Melanie Sarge, an assistant professor of advertising, said, “TAF agency tours give students a feel of how an agency works and also an opportunity to network.”

Sarge mentioned that TAF agency tours help students to build relationships with influential individuals, and that those relationships might be beneficial in the future.

“Students have an unique opportunity to see how a larger agency works in comparison with those that students visit during fall semester in Lubbock,” Sarge said.

According to Serocki, next year TAF will visit Dallas for its spring agency tour. “That way people will have a nice mix of agencies in different cities,” she said.

he week after TAF came back from Austin, Tech PR completed its annual agency tour to Dallas.

Tech PR members had a chance to visit the Dallas Cowboys AT&T Stadium and Southwest Airlines. At Southwest Airlines, members had a chance to hear from Texas Tech alumna Linda Rutherford, Southwest vice president of communication & outreach, to learn more about internship opportunities with the company and to visit Southwest's command media monitoring center.

“The command center was my favorite place,” Christiani Saucedo a senior public relations major, said. “Southwest takes their customer service really seriously, and it was interesting to see behind the scenes.”

At the same time in Fort Worth, the other half of Tech PR members explored the opportunities involved in sports public relations with help from the Dallas Cowboys' media relations coordinator, Joe Trahan. Students had a chance to visit conference rooms, media rooms, press boxes, and learned what occurs in each location.

“This awesome opportunity provided members with fundamental information to seek more opportunities within sports public relations,” Noelle Vela, a senior public relations major and vice president of Tech PR, said.

Vela mentioned that members also had a chance to meet USA Gymnastics public relations coordinator, Leslie King. “She spoke about the importance of having impeccable writing skills as a public relations professional and spoke about potential internships,” Vela said.

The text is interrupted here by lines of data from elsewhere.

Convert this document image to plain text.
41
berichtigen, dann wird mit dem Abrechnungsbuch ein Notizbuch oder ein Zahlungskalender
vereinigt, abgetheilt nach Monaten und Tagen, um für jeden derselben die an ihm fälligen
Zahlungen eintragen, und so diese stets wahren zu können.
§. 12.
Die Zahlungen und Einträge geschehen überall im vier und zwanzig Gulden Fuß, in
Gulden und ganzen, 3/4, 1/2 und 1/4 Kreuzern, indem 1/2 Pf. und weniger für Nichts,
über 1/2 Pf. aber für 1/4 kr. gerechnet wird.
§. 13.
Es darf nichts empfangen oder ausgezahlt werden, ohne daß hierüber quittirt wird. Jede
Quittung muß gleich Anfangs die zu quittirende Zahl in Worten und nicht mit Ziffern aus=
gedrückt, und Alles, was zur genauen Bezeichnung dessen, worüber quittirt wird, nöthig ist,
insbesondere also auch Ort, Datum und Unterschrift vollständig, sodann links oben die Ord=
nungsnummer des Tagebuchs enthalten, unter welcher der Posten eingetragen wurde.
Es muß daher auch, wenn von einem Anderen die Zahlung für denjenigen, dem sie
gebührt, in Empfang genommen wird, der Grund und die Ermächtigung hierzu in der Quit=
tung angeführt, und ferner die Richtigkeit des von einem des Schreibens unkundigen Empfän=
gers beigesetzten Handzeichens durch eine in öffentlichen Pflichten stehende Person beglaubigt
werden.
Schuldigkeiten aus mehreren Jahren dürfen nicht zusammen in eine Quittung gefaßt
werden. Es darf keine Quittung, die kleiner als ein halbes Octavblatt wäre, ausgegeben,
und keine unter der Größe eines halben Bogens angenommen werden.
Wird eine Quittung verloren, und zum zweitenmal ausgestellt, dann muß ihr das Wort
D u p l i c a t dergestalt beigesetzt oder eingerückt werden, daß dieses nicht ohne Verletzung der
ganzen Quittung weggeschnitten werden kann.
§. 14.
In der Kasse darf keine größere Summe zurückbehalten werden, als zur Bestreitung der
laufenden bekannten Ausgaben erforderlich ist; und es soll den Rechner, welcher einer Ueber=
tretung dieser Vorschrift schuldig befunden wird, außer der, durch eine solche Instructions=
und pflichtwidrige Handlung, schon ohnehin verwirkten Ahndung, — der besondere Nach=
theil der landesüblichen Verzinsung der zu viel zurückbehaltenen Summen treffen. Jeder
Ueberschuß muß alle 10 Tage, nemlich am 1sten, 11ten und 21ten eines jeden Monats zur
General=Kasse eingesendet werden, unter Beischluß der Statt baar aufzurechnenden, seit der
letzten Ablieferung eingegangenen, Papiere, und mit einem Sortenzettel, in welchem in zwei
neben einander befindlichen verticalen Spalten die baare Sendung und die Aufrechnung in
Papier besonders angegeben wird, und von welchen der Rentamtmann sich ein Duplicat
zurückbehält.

In the afternoon, the Tech PR members split into three groups and visited two agencies each. The agencies included: M/C/C, Southwest Medical Center, Golin, Pierpont Communications, Edelmen and American Red Cross.

The students learned more about each firm's business practices and had the chance to network with public relations professionals. Additionally, they asked questions about the industry and what a regular workday at the agency looks like. The students also received valuable advice about how to achieve goals and what skill set one needs in order to work in a public relations agency.

“I want to work in Dallas for Golin. Their culture was awesome and they have really big clients. Seems like a good place to work,” Ezra Chairez, a freshman public relations major, said.

Chairez said it is important for public relations students to attend this trip because it is crucial to get a grasp of what public relations actually is. “If you talk about engineers or doctors, for example, you know exactly what they do,” Chairez said. “But public relations include such a wide range of what one can do, so it is important to learn about the industry early on.”

All CoMC majors are welcomed to join either or both organizations.

Student organizations encourage students to get involved with their major early in their academic career because it gives them a chance to meet new people and to get to know many people, including professors, alumni and media professionals.